Стоит непременно добавить в хронотоп парной телятинки, картошечки, нежного зеленого горошка, сметанки, а также, по вкусу, былинку тоски и щепотку бесконечности… Греческий салат «а ля рюс» готов! Разрешите последний совет: мешать «узо» с водкой не рекомендуется – чистой воды синкретизм.

Бархат сезона слегка поизносился, но обезумевший от красоты Нестор, или, как его величала русская подруга, Стар, смаковал греческий мир, разъезжая на античном «Фиате» по безлюдным дорогам Родоса. Лишь иногда, играючи, юноша закручивал патриотические гайки. Не без удовольствия отмечая, что Третий Рим пока стоит, гудит, пыхтит и не заваливается, а второй уже того, утомился и отдыхает…

Иногда невзначай Нестор испытывал нестерпимый прилив патриотизма и находил душевное успокоение в отрицании красоты Эллады. Вновь загадить авгиевы конюшни ему было не по силам, и он ограничивался подвигами поскромнее. Однажды идиллический хронотоп привел парочку в развалины на опушке сказочного, но греческого леса.

– Много грибов, Марго, в русских лесах…. А здесь – одни идеи да архетипы грибов.

– Мне одного хватает…

– Красиво как, а?! Какая все же идиллическая красота! Но у нас, ты знаешь, все как-то стилистически круче. Другой, скажем, размах и пафос, – справедливо заметил Нестор, вожделенно посмотрев окрест декольте подруги. Та внимала и не дремала…

– Стар, я заметила, когда красиво, тебя на секс тянет. Что ты вчера творил в музее? Чуть не принялся экспонаты осеменять, бесстыдник!

– Маргаритка, я полюбовно хотел, а ты кокетничала.

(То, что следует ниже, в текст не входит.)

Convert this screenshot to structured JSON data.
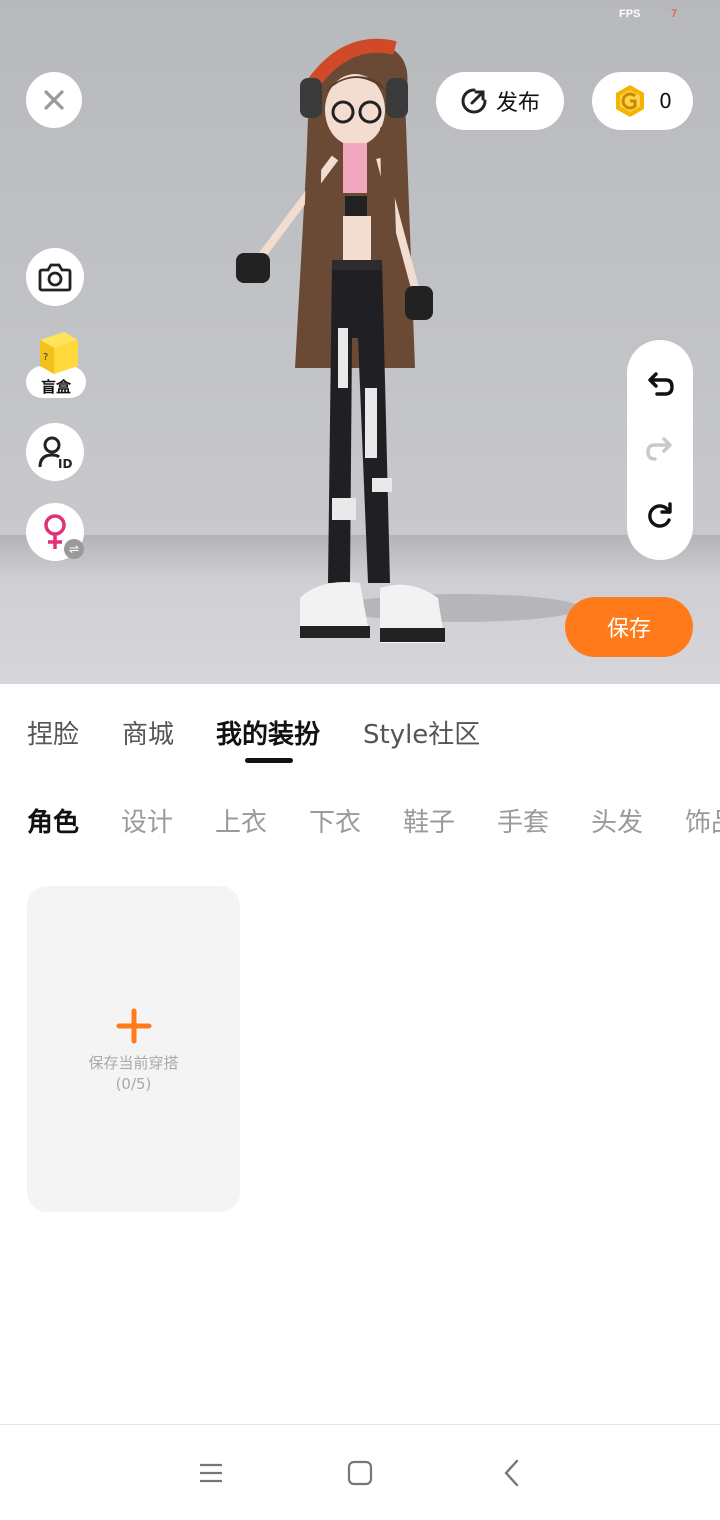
{
  "status": {
    "fps_label": "FPS",
    "fps_value": "7"
  },
  "toolbar": {
    "publish_label": "发布",
    "coin_count": "0",
    "blindbox_label": "盲盒",
    "blindbox_cube_text": "?",
    "save_label": "保存",
    "gender_swap_glyph": "⇌",
    "id_badge_text": "ID"
  },
  "main_tabs": [
    {
      "label": "捏脸"
    },
    {
      "label": "商城"
    },
    {
      "label": "我的装扮"
    },
    {
      "label": "Style社区"
    }
  ],
  "sub_tabs": [
    {
      "label": "角色"
    },
    {
      "label": "设计"
    },
    {
      "label": "上衣"
    },
    {
      "label": "下衣"
    },
    {
      "label": "鞋子"
    },
    {
      "label": "手套"
    },
    {
      "label": "头发"
    },
    {
      "label": "饰品"
    }
  ],
  "outfit_card": {
    "label": "保存当前穿搭",
    "count": "(0/5)"
  },
  "colors": {
    "accent": "#ff7a1a",
    "coin": "#f5b400",
    "gender": "#e0307a"
  },
  "icons": [
    "close-icon",
    "publish-icon",
    "coin-icon",
    "camera-icon",
    "blindbox-icon",
    "user-id-icon",
    "female-icon",
    "undo-icon",
    "redo-icon",
    "reset-icon",
    "plus-icon",
    "menu-icon",
    "home-icon",
    "back-icon"
  ]
}
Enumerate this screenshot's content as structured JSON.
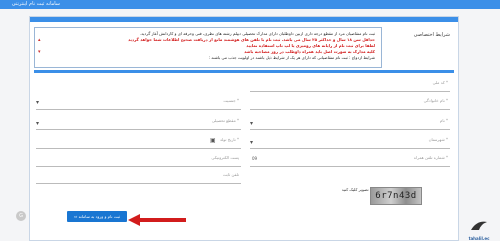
{
  "header": {
    "title": "سامانه ثبت نام اینترنتی"
  },
  "rules": {
    "label": "شرایط اختصاصی",
    "lines": [
      "ثبت نام متقاضیان مرد از مقطع درجه داری ازبین داوطلبان دارای مدارک تحصیلی دیپلم رشته های نظری، فنی وحرفه ای و کاردانش آغاز گردید.",
      "حداقل سن ۱۸ سال و حداکثر ۲۵ سال می باشد. ثبت نام با تلفن های هوشمند مانع از دریافت صحیح اطلاعات شما خواهد گردید",
      "لطفا برای ثبت نام از رایانه های رومیزی یا لپ تاپ استفاده نمایید",
      "کلیه مدارک به صورت اصل باید همراه داوطلب در روز مصاحبه باشد",
      "شرایط ازدواج : ثبت نام متقاضیانی که دارای هر یک از شرایط ذیل باشند در اولویت جذب می باشند :"
    ],
    "red_line_index": 2
  },
  "form": {
    "fields": {
      "first_name": "نام *",
      "last_name": "نام خانوادگی *",
      "national_code": "کد ملی *",
      "father_name": "نام پدر *",
      "gender": "جنسیت *",
      "birth_place": "محل تولد *",
      "province": "استان *",
      "city": "شهرستان *",
      "education": "مقطع تحصیلی *",
      "birth_date": "تاریخ تولد *",
      "mobile": "شماره تلفن همراه *",
      "email": "پست الکترونیکی",
      "email_prefix": "09",
      "major": "رشته تحصیلی *",
      "phone": "تلفن ثابت",
      "grade": "معدل"
    },
    "captcha": {
      "label": "برای ورود رمز نمایش تصویر کلیک کنید",
      "value": "6r7n43d"
    },
    "submit_label": "ثبت نام و ورود به سامانه"
  },
  "watermark": {
    "text": "tahalil.ec"
  },
  "colors": {
    "primary": "#3b8fe8",
    "button": "#1976d2",
    "arrow": "#d21c1c"
  }
}
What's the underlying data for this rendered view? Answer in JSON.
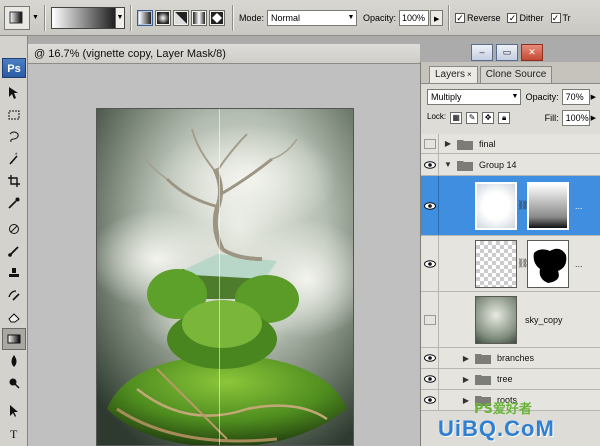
{
  "options_bar": {
    "mode_label": "Mode:",
    "mode_value": "Normal",
    "opacity_label": "Opacity:",
    "opacity_value": "100%",
    "reverse_label": "Reverse",
    "dither_label": "Dither",
    "transparency_label": "Tr",
    "reverse_checked": true,
    "dither_checked": true,
    "transparency_checked": true,
    "gradient_types": [
      "linear-gradient-icon",
      "radial-gradient-icon",
      "angle-gradient-icon",
      "reflected-gradient-icon",
      "diamond-gradient-icon"
    ]
  },
  "toolbox": {
    "logo": "Ps",
    "tools": [
      "move-tool-icon",
      "marquee-tool-icon",
      "lasso-tool-icon",
      "magic-wand-tool-icon",
      "crop-tool-icon",
      "eyedropper-tool-icon",
      "healing-brush-tool-icon",
      "brush-tool-icon",
      "clone-stamp-tool-icon",
      "history-brush-tool-icon",
      "eraser-tool-icon",
      "gradient-tool-icon",
      "blur-tool-icon",
      "dodge-tool-icon",
      "path-selection-tool-icon",
      "type-tool-icon",
      "pen-tool-icon"
    ]
  },
  "document": {
    "title": "@ 16.7% (vignette copy, Layer Mask/8)"
  },
  "window_buttons": {
    "minimize": "–",
    "restore": "▭",
    "close": "✕"
  },
  "layers_panel": {
    "tabs": [
      {
        "label": "Layers",
        "close": "×",
        "active": true
      },
      {
        "label": "Clone Source",
        "close": "",
        "active": false
      }
    ],
    "blend_mode": "Multiply",
    "opacity_label": "Opacity:",
    "opacity_value": "70%",
    "lock_label": "Lock:",
    "fill_label": "Fill:",
    "fill_value": "100%",
    "layers": [
      {
        "name": "final",
        "type": "group",
        "visible": false,
        "expanded": false,
        "indent": 0
      },
      {
        "name": "Group 14",
        "type": "group",
        "visible": true,
        "expanded": true,
        "indent": 0
      },
      {
        "name": "",
        "type": "masked",
        "visible": true,
        "selected": true
      },
      {
        "name": "",
        "type": "masked",
        "visible": true,
        "selected": false
      },
      {
        "name": "sky_copy",
        "type": "image",
        "visible": false
      },
      {
        "name": "branches",
        "type": "group",
        "visible": true,
        "expanded": false,
        "indent": 1
      },
      {
        "name": "tree",
        "type": "group",
        "visible": true,
        "expanded": false,
        "indent": 1
      },
      {
        "name": "roots",
        "type": "group",
        "visible": true,
        "expanded": false,
        "indent": 1
      }
    ]
  },
  "watermark": {
    "line1": "PS爱好者",
    "line2": "UiBQ.CoM"
  },
  "colors": {
    "selection_blue": "#3f8ee0",
    "chrome_grey": "#d3d2cc",
    "canvas_grey": "#c0c0c0"
  }
}
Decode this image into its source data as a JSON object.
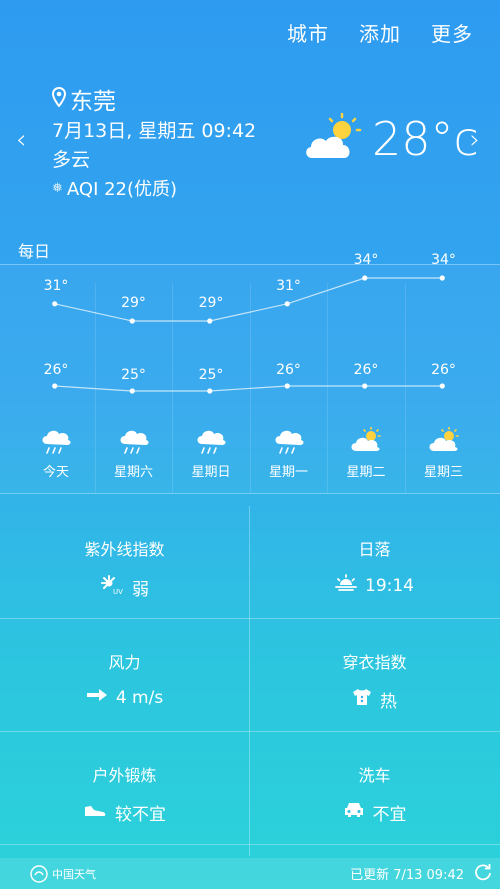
{
  "nav": {
    "city": "城市",
    "add": "添加",
    "more": "更多"
  },
  "current": {
    "city": "东莞",
    "datetime": "7月13日, 星期五 09:42",
    "condition": "多云",
    "aqi": "AQI 22(优质)",
    "temp": "28°c"
  },
  "section_label": "每日",
  "chart_data": {
    "type": "line",
    "categories": [
      "今天",
      "星期六",
      "星期日",
      "星期一",
      "星期二",
      "星期三"
    ],
    "series": [
      {
        "values": [
          31,
          29,
          29,
          31,
          34,
          34
        ]
      },
      {
        "values": [
          26,
          25,
          25,
          26,
          26,
          26
        ]
      }
    ],
    "hi_labels": [
      "31°",
      "29°",
      "29°",
      "31°",
      "34°",
      "34°"
    ],
    "lo_labels": [
      "26°",
      "25°",
      "25°",
      "26°",
      "26°",
      "26°"
    ],
    "icons": [
      "rain-cloud-icon",
      "rain-cloud-icon",
      "rain-cloud-icon",
      "rain-cloud-icon",
      "partly-cloudy-icon",
      "partly-cloudy-icon"
    ]
  },
  "grid": [
    {
      "title": "紫外线指数",
      "value": "弱",
      "icon": "uv-icon"
    },
    {
      "title": "日落",
      "value": "19:14",
      "icon": "sunset-icon"
    },
    {
      "title": "风力",
      "value": "4 m/s",
      "icon": "wind-arrow-icon"
    },
    {
      "title": "穿衣指数",
      "value": "热",
      "icon": "shirt-icon"
    },
    {
      "title": "户外锻炼",
      "value": "较不宜",
      "icon": "shoe-icon"
    },
    {
      "title": "洗车",
      "value": "不宜",
      "icon": "car-icon"
    }
  ],
  "footer": {
    "brand": "中国天气",
    "updated": "已更新 7/13  09:42"
  }
}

– Как ты тащился, а? Красиво, красиво, а-а-а… красиво, а-а-а… красиво – едва спаслась в греческом зале. Потом ворвался в меня в замке крестоносцев. Охаживал подругу на фоне заходящего солнца. Эстет хренов, – томно прошептала красотка и ухватила Нестора за тазобедренные суставы.

Надо признать: Стар был весьма недурен и обладал врожденным талантом нравиться соотечественникам. Его статьи для тонких журналов с откровенными картинками, которые он писал под псевдонимом Старик Нестор, отличались особой чувственностью и пользовались известной популярностью в среде мнимых, тайных и бесспорных эротоманов, коими так богата русская земля.

– Ты мне муза или нет? – с вызовом спросил Стар и приклеился поплотнее. – Русский художник не может без красоты, – брякнул он и чмокнул Марго в обнаженность души.

– И без допинга тоже! – заключила Маргарита и нежно ущипнула партнера. – Ты, стервец, опять «под вдохновением», а я за светлое дыхание над головой. Работать над аурой надо, старик!

– Извини, заливаю прорехи бытия, понимаешь, «наводняю» душу эфиром, – пролепетал тезка летописца и внучатый племянник ответственного работника Удмуртской АССР. – Кстати, Марго, кто чесночный соус жрет без удержу, дядя?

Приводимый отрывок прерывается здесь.